Players from the Jillaroos team which won the Rugby League Women's World Cup are set to be rewarded with selection for February's Commonwealth Nines Championships in Brisbane.
The tournament, which will be played on February 23-24 at Redcliffe's Dolphin Oval in the lead-up to the 2018 Gold Coast Commonwealth Games, will be the first outing for the Jillaroos since their 22-16 triumph over New Zealand in the World Cup final on December 2 at Suncorp Stadium.
It may also be the only time they play on home soil next year, with no venue decided for the end-of-season double-header between Australia and New Zealand men's and women's teams, and a return to Papua New Guinea with the Prime Ministers XIII yet to be confirmed.

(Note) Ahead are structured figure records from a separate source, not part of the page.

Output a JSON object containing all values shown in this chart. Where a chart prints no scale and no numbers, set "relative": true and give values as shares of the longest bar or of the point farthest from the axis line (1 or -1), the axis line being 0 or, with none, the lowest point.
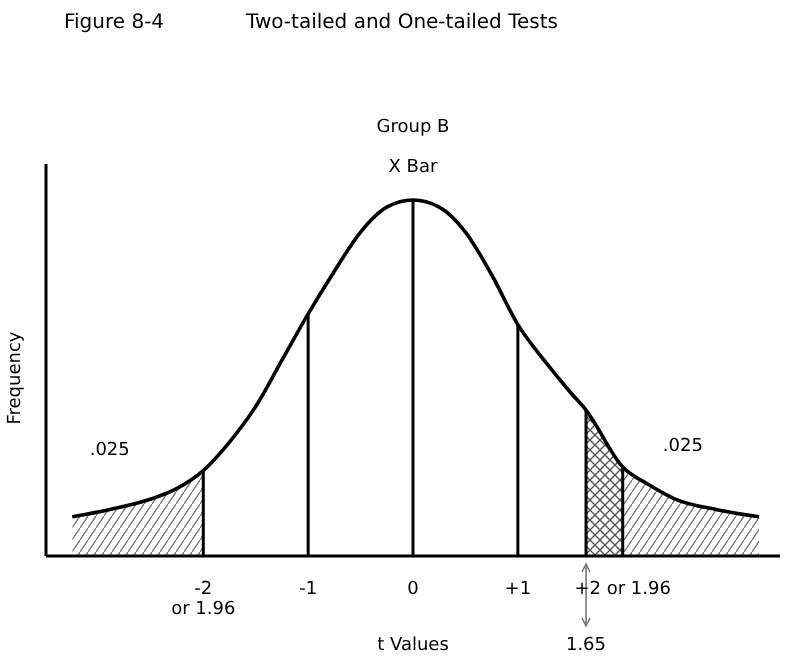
{
  "chart_data": {
    "type": "line",
    "title": "Two-tailed and One-tailed Tests",
    "subtitle": "Figure 8-4",
    "xlabel": "t Values",
    "ylabel": "Frequency",
    "relative": true,
    "tick_labels": "x",
    "line_style": "solid",
    "color": "#000000",
    "x": [
      -3.25,
      -2.9,
      -2.5,
      -2.25,
      -2,
      -1.75,
      -1.5,
      -1.25,
      -1,
      -0.75,
      -0.5,
      -0.25,
      0,
      0.25,
      0.5,
      0.75,
      1,
      1.25,
      1.5,
      1.65,
      2,
      2.25,
      2.5,
      2.9,
      3.3
    ],
    "values": [
      0.11,
      0.13,
      0.16,
      0.19,
      0.24,
      0.32,
      0.42,
      0.55,
      0.68,
      0.8,
      0.91,
      0.98,
      1,
      0.98,
      0.91,
      0.79,
      0.65,
      0.55,
      0.46,
      0.41,
      0.25,
      0.2,
      0.16,
      0.13,
      0.11
    ],
    "xlim": [
      -3.5,
      3.5
    ],
    "xticks": [
      {
        "value": -2,
        "label": "-2\nor 1.96"
      },
      -1,
      0,
      {
        "value": 1,
        "label": "+1"
      },
      {
        "value": 2,
        "label": "+2  or 1.96"
      }
    ],
    "ref_lines": [
      {
        "axis": "x",
        "value": -2
      },
      {
        "axis": "x",
        "value": -1
      },
      {
        "axis": "x",
        "value": 0
      },
      {
        "axis": "x",
        "value": 1
      },
      {
        "axis": "x",
        "value": 2
      },
      {
        "axis": "x",
        "value": 1.65,
        "label": "1.65"
      }
    ],
    "bands": [
      {
        "axis": "x",
        "from": -3.25,
        "to": -2,
        "color": "#777777",
        "label": ".025"
      },
      {
        "axis": "x",
        "from": 2,
        "to": 3.3,
        "color": "#777777",
        "label": ".025"
      },
      {
        "axis": "x",
        "from": 1.65,
        "to": 2,
        "color": "#555555"
      }
    ],
    "annotations": [
      "Group B",
      "X Bar"
    ]
  }
}
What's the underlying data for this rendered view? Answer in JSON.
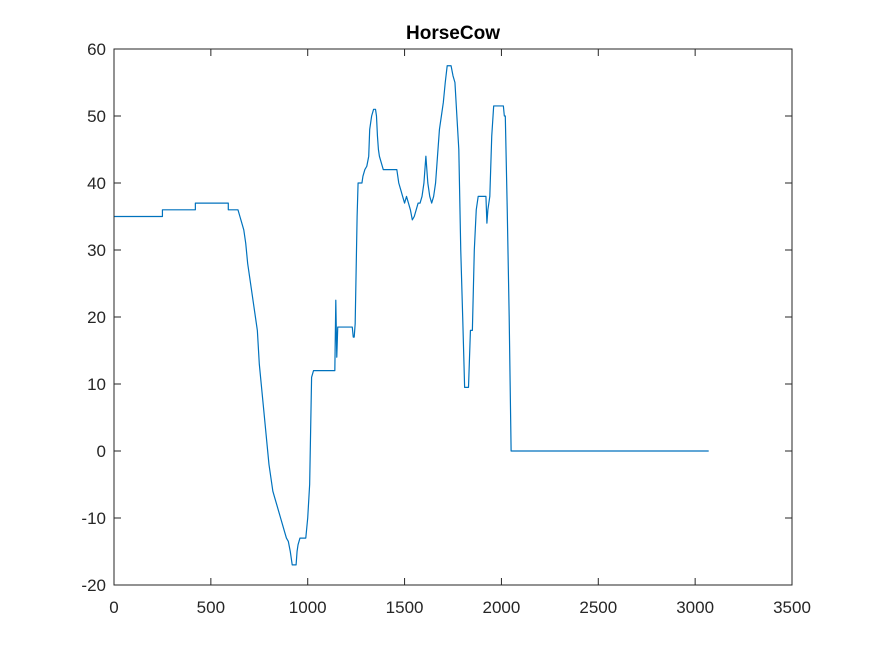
{
  "chart_data": {
    "type": "line",
    "title": "HorseCow",
    "xlabel": "",
    "ylabel": "",
    "xlim": [
      0,
      3500
    ],
    "ylim": [
      -20,
      60
    ],
    "xticks": [
      0,
      500,
      1000,
      1500,
      2000,
      2500,
      3000,
      3500
    ],
    "yticks": [
      -20,
      -10,
      0,
      10,
      20,
      30,
      40,
      50,
      60
    ],
    "xtick_labels": [
      "0",
      "500",
      "1000",
      "1500",
      "2000",
      "2500",
      "3000",
      "3500"
    ],
    "ytick_labels": [
      "-20",
      "-10",
      "0",
      "10",
      "20",
      "30",
      "40",
      "50",
      "60"
    ],
    "grid": false,
    "legend": "none",
    "colors": {
      "line": "#0072BD",
      "axes": "#262626",
      "background": "#ffffff"
    },
    "series": [
      {
        "points": [
          [
            0,
            35
          ],
          [
            250,
            35
          ],
          [
            250,
            36
          ],
          [
            420,
            36
          ],
          [
            420,
            37
          ],
          [
            590,
            37
          ],
          [
            590,
            36
          ],
          [
            640,
            36
          ],
          [
            650,
            35
          ],
          [
            660,
            34
          ],
          [
            670,
            33
          ],
          [
            680,
            31
          ],
          [
            690,
            28
          ],
          [
            700,
            26
          ],
          [
            710,
            24
          ],
          [
            720,
            22
          ],
          [
            730,
            20
          ],
          [
            740,
            18
          ],
          [
            750,
            13
          ],
          [
            760,
            10
          ],
          [
            770,
            7
          ],
          [
            780,
            4
          ],
          [
            790,
            1
          ],
          [
            800,
            -2
          ],
          [
            810,
            -4
          ],
          [
            820,
            -6
          ],
          [
            830,
            -7
          ],
          [
            840,
            -8
          ],
          [
            850,
            -9
          ],
          [
            860,
            -10
          ],
          [
            870,
            -11
          ],
          [
            880,
            -12
          ],
          [
            890,
            -13
          ],
          [
            900,
            -13.5
          ],
          [
            910,
            -15
          ],
          [
            920,
            -17
          ],
          [
            940,
            -17
          ],
          [
            945,
            -15
          ],
          [
            950,
            -14
          ],
          [
            960,
            -13
          ],
          [
            990,
            -13
          ],
          [
            1000,
            -10
          ],
          [
            1010,
            -5
          ],
          [
            1020,
            11
          ],
          [
            1030,
            12
          ],
          [
            1140,
            12
          ],
          [
            1145,
            22.5
          ],
          [
            1150,
            14
          ],
          [
            1155,
            18.5
          ],
          [
            1230,
            18.5
          ],
          [
            1235,
            17
          ],
          [
            1240,
            17
          ],
          [
            1245,
            19
          ],
          [
            1255,
            35
          ],
          [
            1260,
            40
          ],
          [
            1280,
            40
          ],
          [
            1285,
            41
          ],
          [
            1295,
            42
          ],
          [
            1305,
            42.5
          ],
          [
            1315,
            44
          ],
          [
            1320,
            48
          ],
          [
            1330,
            50
          ],
          [
            1340,
            51
          ],
          [
            1350,
            51
          ],
          [
            1355,
            50
          ],
          [
            1360,
            47
          ],
          [
            1365,
            45
          ],
          [
            1370,
            44
          ],
          [
            1380,
            43
          ],
          [
            1390,
            42
          ],
          [
            1460,
            42
          ],
          [
            1465,
            41
          ],
          [
            1470,
            40
          ],
          [
            1480,
            39
          ],
          [
            1490,
            38
          ],
          [
            1500,
            37
          ],
          [
            1510,
            38
          ],
          [
            1520,
            37
          ],
          [
            1530,
            36
          ],
          [
            1540,
            34.5
          ],
          [
            1550,
            35
          ],
          [
            1560,
            36
          ],
          [
            1570,
            37
          ],
          [
            1580,
            37
          ],
          [
            1590,
            38
          ],
          [
            1600,
            40
          ],
          [
            1610,
            44
          ],
          [
            1620,
            40
          ],
          [
            1630,
            38
          ],
          [
            1640,
            37
          ],
          [
            1650,
            38
          ],
          [
            1660,
            40
          ],
          [
            1670,
            44
          ],
          [
            1680,
            48
          ],
          [
            1690,
            50
          ],
          [
            1700,
            52
          ],
          [
            1710,
            55
          ],
          [
            1720,
            57.5
          ],
          [
            1740,
            57.5
          ],
          [
            1750,
            56
          ],
          [
            1760,
            55
          ],
          [
            1770,
            50
          ],
          [
            1780,
            45
          ],
          [
            1790,
            30
          ],
          [
            1800,
            20
          ],
          [
            1810,
            9.5
          ],
          [
            1830,
            9.5
          ],
          [
            1840,
            18
          ],
          [
            1850,
            18
          ],
          [
            1860,
            30
          ],
          [
            1870,
            36
          ],
          [
            1880,
            38
          ],
          [
            1920,
            38
          ],
          [
            1925,
            34
          ],
          [
            1930,
            36
          ],
          [
            1940,
            38
          ],
          [
            1950,
            47
          ],
          [
            1960,
            51.5
          ],
          [
            2010,
            51.5
          ],
          [
            2015,
            50
          ],
          [
            2020,
            50
          ],
          [
            2030,
            36
          ],
          [
            2040,
            20
          ],
          [
            2050,
            0
          ],
          [
            3070,
            0
          ]
        ]
      }
    ]
  }
}
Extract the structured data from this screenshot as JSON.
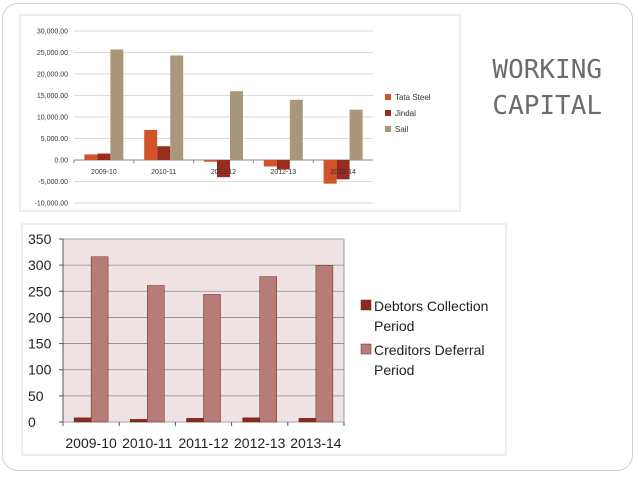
{
  "slide": {
    "title_lines": [
      "WORKING",
      "CAPITAL"
    ]
  },
  "chart_data": [
    {
      "type": "bar",
      "categories": [
        "2009-10",
        "2010-11",
        "2011-12",
        "2012-13",
        "2013-14"
      ],
      "series": [
        {
          "name": "Tata Steel",
          "color": "#d2522a",
          "values": [
            1300,
            7000,
            -400,
            -1500,
            -5500
          ]
        },
        {
          "name": "Jindal",
          "color": "#9c2b1f",
          "values": [
            1500,
            3200,
            -4000,
            -2200,
            -4500
          ]
        },
        {
          "name": "Sail",
          "color": "#a8977a",
          "values": [
            25700,
            24300,
            16000,
            14000,
            11700
          ]
        }
      ],
      "yticks": [
        "30,000.00",
        "25,000.00",
        "20,000.00",
        "15,000.00",
        "10,000.00",
        "5,000.00",
        "0.00",
        "-5,000.00",
        "-10,000.00"
      ],
      "ylim": [
        -10000,
        30000
      ],
      "grid": true,
      "legend": "right"
    },
    {
      "type": "bar",
      "categories": [
        "2009-10",
        "2010-11",
        "2011-12",
        "2012-13",
        "2013-14"
      ],
      "series": [
        {
          "name": "Debtors Collection Period",
          "legend_lines": [
            "Debtors Collection",
            "Period"
          ],
          "color": "#8b2a20",
          "values": [
            8,
            5,
            7,
            8,
            7
          ]
        },
        {
          "name": "Creditors Deferral Period",
          "legend_lines": [
            "Creditors Deferral",
            "Period"
          ],
          "color": "#b87c78",
          "values": [
            316,
            261,
            244,
            278,
            299
          ]
        }
      ],
      "yticks": [
        "350",
        "300",
        "250",
        "200",
        "150",
        "100",
        "50",
        "0"
      ],
      "ylim": [
        0,
        350
      ],
      "grid": true,
      "legend": "right"
    }
  ]
}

However, the game's elite female players will have an increase in matches and exposure next season after last week's announcement of a Women's NRL Premiership to be played during and leading up to the NRL finals, with the grand final to be played at ANZ Stadium on NRL grand final day.
There will also be a State of Origin match – replacing the 19-year Interstate Challenge – played on Friday, June 22 at suburban Sydney venue, such as Kogarah or Leichhardt, which officials hope will attract a capacity crowd and free-to-air broadcast coverage on Channel Nine.
"For those girls who are playing at the top, if they play most games next year they are going to play around 20 games and hopefully all of them will be of a high standard," Jillaroos coach Brad Donald said.
The Commonwealth Championships will feature six teams – Australia, Canada, Cook Islands (both of whom played at the recent Women's World Cup), Fiji, Samoa and Tonga – and Donald said the Jillaroos squad would be made up largely of players from the World Cup.
"We will reward the girls who have just come through the World Cup," he said. "It is only a two-day tournament and we will probably only have a few days together before that."
Before then, Donald will help select 40 Jillaroos who will become the first players to receive NRL centralised contracts and attend a series of high-performance camps.
"Twelve months ago when the girls sat down, the greater achievement they were looking for was to elevate the game and put it on a stage where they could inspire girls and young women around Australia," Donald said.
"They had a bigger purpose in coming together than winning the World Cup and last week's announcement was just as important as winning the World Cup."